This is a list of short remarks – quips – behooving the student, researcher, or scholar to keep in mind when using the Reader Toolbox. The quips are not necessarily presented in priority order.
To paraphrase John Firth, “You shall know a word by the company it keeps.”
This means a word is rather… meaningless unless it is given context. For example, if I say the word “love”, then all sorts of connotations might go through your head. On the other hand, if I say, “I love chocolate”, then the word “love” takes on a more specific connotation. Alternatively, if I say, “I love my country”, then the connotation of the word “love” is different still. Words are merely data sans context. After context is applied words begin to become information, and only then will knowledge begin to emerge.
As a general rule of thumb, increasingly double parameter values when modeling your study carrel.
For example, when creating a list of the most frequent ngrams, begin by returning only a single word. This will answer the question, “What is the most frequently used word?” Then double the number of words to two. Repeat this process so the number of words returned are eight, sixteen, thirty two, sixty four, etc. Using this process, especially if you visualize the result, the frequency of the words and their frequency compared to each other will be much more easily grasped.
When topic modeling, start out with a single topic and a single word. This will answer the question, “If I were to characterize this study carrel using a single word, then what might that word be?” Continue the topic modeling process by doubling the number of topics. Patterns will emerge. Some topics will subdivide, and others will continually dominate. Observing these trends will offer useful insights.
If, when collocating a study carrel, the number of edges is not one and half to two times greater than the number of nodes, then double (or halve) the collocation commmand’s -l or -f values. Similarly, if you use Gephi to visualize the output of the collocation process, then cluster the result, and if the number of resulting clusters is too large, then double the modularity parameter until the result is useful.
Incrementing or decrementing parameters by a single unit value is usually a waste of time.
Computers do not address questions regarding why nor meaning. Only you can do that.

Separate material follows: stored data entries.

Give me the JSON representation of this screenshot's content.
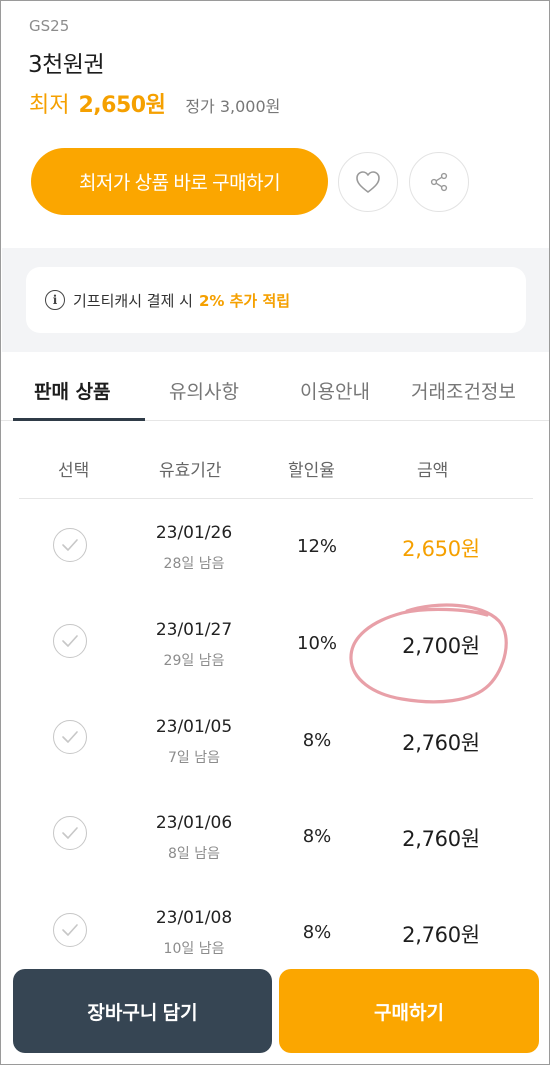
{
  "product": {
    "brand": "GS25",
    "title": "3천원권",
    "price_prefix": "최저",
    "lowest_price": "2,650원",
    "list_price": "정가 3,000원"
  },
  "actions": {
    "buy_lowest_label": "최저가 상품 바로 구매하기",
    "like_icon": "heart-icon",
    "share_icon": "share-icon"
  },
  "notice": {
    "icon": "info-icon",
    "text": "기프티캐시 결제 시",
    "highlight": "2% 추가 적립"
  },
  "tabs": [
    {
      "label": "판매 상품",
      "active": true
    },
    {
      "label": "유의사항",
      "active": false
    },
    {
      "label": "이용안내",
      "active": false
    },
    {
      "label": "거래조건정보",
      "active": false
    }
  ],
  "table": {
    "headers": [
      "선택",
      "유효기간",
      "할인율",
      "금액"
    ],
    "rows": [
      {
        "date": "23/01/26",
        "remain": "28일 남음",
        "rate": "12%",
        "amount": "2,650원",
        "lowest": true
      },
      {
        "date": "23/01/27",
        "remain": "29일 남음",
        "rate": "10%",
        "amount": "2,700원",
        "lowest": false
      },
      {
        "date": "23/01/05",
        "remain": "7일 남음",
        "rate": "8%",
        "amount": "2,760원",
        "lowest": false
      },
      {
        "date": "23/01/06",
        "remain": "8일 남음",
        "rate": "8%",
        "amount": "2,760원",
        "lowest": false
      },
      {
        "date": "23/01/08",
        "remain": "10일 남음",
        "rate": "8%",
        "amount": "2,760원",
        "lowest": false
      }
    ]
  },
  "bottom": {
    "cart_label": "장바구니 담기",
    "buy_label": "구매하기"
  },
  "colors": {
    "accent": "#fba600",
    "price_text": "#f5a000",
    "dark_button": "#364553",
    "annotation": "#e8a0a8"
  }
}
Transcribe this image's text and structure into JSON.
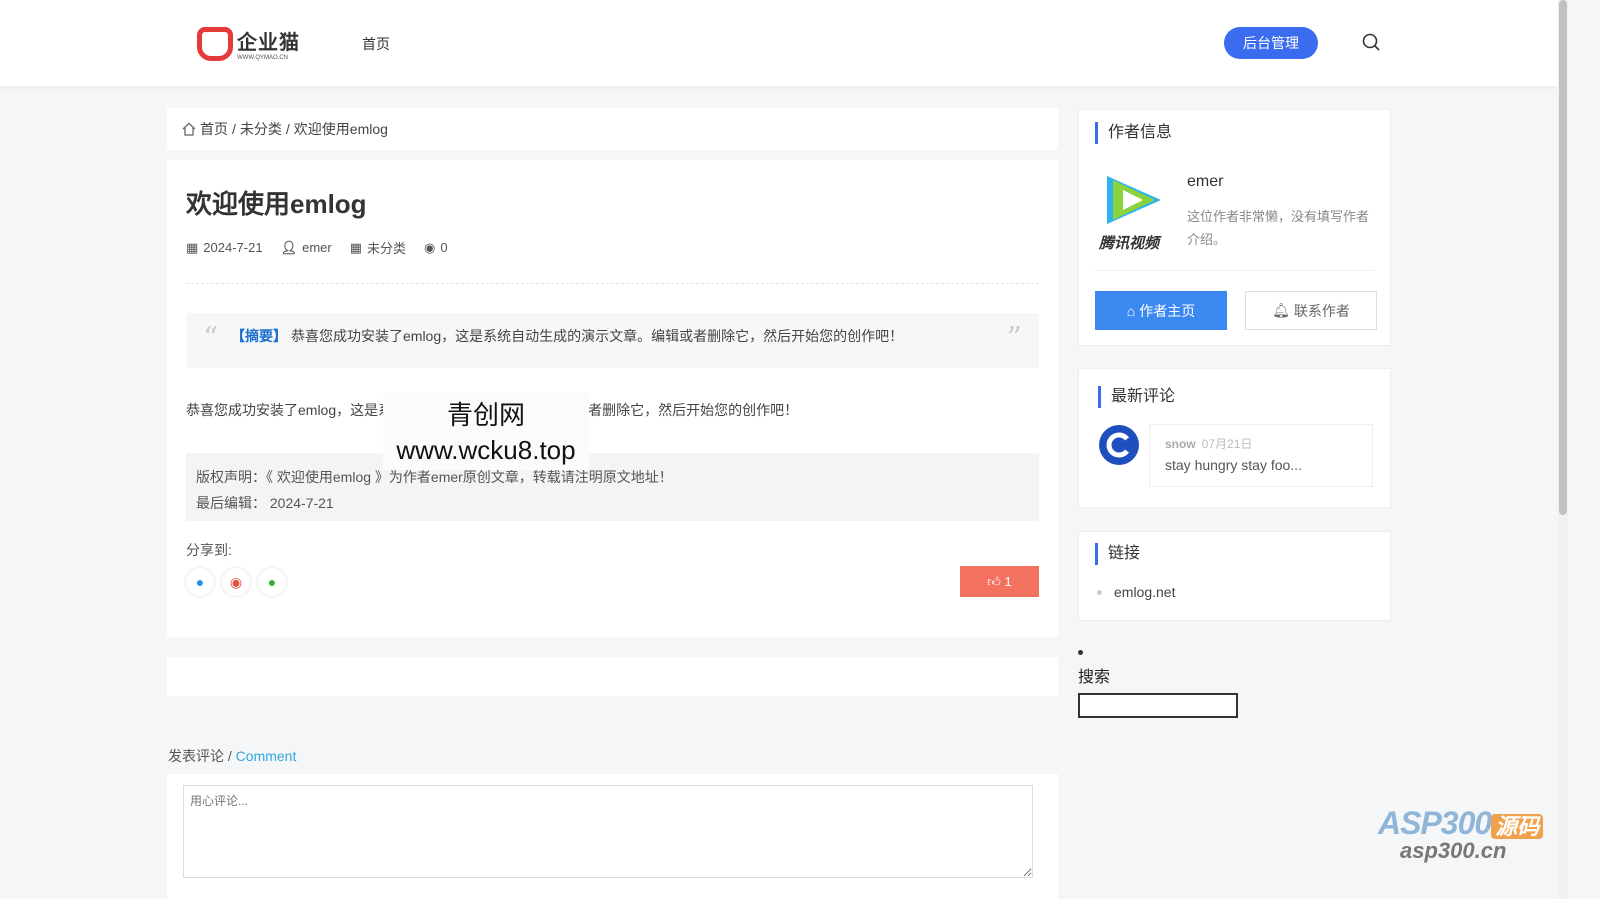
{
  "header": {
    "logo_text": "企业猫",
    "logo_sub": "WWW.QYMAO.CN",
    "nav": [
      "首页"
    ],
    "admin_button": "后台管理"
  },
  "breadcrumb": [
    "首页",
    "/",
    "未分类",
    "/",
    "欢迎使用emlog"
  ],
  "article": {
    "title": "欢迎使用emlog",
    "date": "2024-7-21",
    "author": "emer",
    "category": "未分类",
    "views": "0",
    "summary_tag": "【摘要】",
    "summary": "恭喜您成功安装了emlog，这是系统自动生成的演示文章。编辑或者删除它，然后开始您的创作吧！",
    "body": "恭喜您成功安装了emlog，这是系统自动生成的演示文章。编辑或者删除它，然后开始您的创作吧！",
    "copyright": "版权声明：《 欢迎使用emlog 》为作者emer原创文章，转载请注明原文地址！",
    "last_edit": "最后编辑： 2024-7-21",
    "share_label": "分享到:",
    "likes": "1"
  },
  "watermark": {
    "line1": "青创网",
    "line2": "www.wcku8.top"
  },
  "comment": {
    "heading": "发表评论",
    "sep": " / ",
    "heading_en": "Comment",
    "placeholder": "用心评论..."
  },
  "sidebar": {
    "author_title": "作者信息",
    "author_logo_text": "腾讯视频",
    "author_name": "emer",
    "author_desc": "这位作者非常懒，没有填写作者介绍。",
    "home_button": "作者主页",
    "contact_button": "联系作者",
    "comments_title": "最新评论",
    "comments": [
      {
        "name": "snow",
        "date": "07月21日",
        "text": "stay hungry stay foo..."
      }
    ],
    "links_title": "链接",
    "links": [
      "emlog.net"
    ],
    "search_title": "搜索"
  },
  "corner": {
    "a": "ASP300",
    "b": "源码",
    "c": "asp300.cn"
  }
}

Computers are really stupid, and they only do a few things. They take some sort of input and save it in RAM or on disk. Computers then apply some sort of process to the input, such as finding the square root of a number or determining the lemma of a word. Finally, computers output the result. It is up to the student, researcher, or scholar to determine the meaning of the output.
On the other hand, it is possible to answer most newspaper reporter type of questions, questions regarding who, what, when, where, and how many. Moreover, computers are very capable when it comes to answering questions regarding quantity, and many research questions are rooted in answers regarding number. Examples include: how did a given idea ebb and flow over time, how many diseases are represented in a given work and how can they be characterized, or to what degree do Shakespeare’s plays describe love?

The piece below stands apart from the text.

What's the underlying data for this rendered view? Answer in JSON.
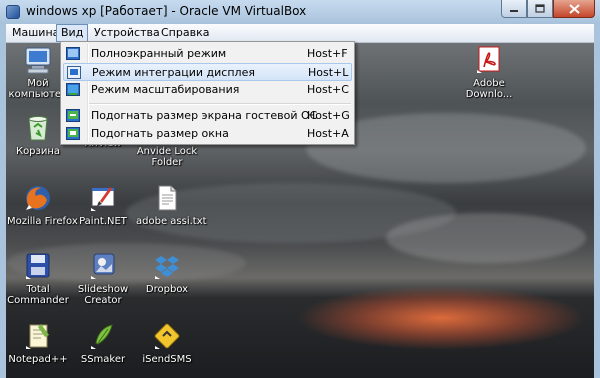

Put yet another way, the Toolbox only outputs observations, and it is up to you to interpret the observations. In this way, the Toolbox is like a thermometer. Suppose you live in Miami (Florida, United States). Suppose it is the month of July. Suppose the thermometer outside reads 90° Farenheit. What might you think? Suppose it is February and the thermometer outside reads 32°. What might you think? Finally, suppose it is July again, and the thermometer reads 115°. In each case you may interpret the results differently. Some people might call the temperature “hot”. Other’s will called it “normal”. Still others might call it “cold”. Some people might even think the equipment is broken or climate change is being manifested. It is up to you to interpret the observations made by the Toolbox.
The Toolbox only outputs the most mundane of truths, but more sublime truths can be garnered through interpretation.
There are zero 100% correct ways to model a study carrel; model your study carrel in the hopes of telling a compelling story from the result.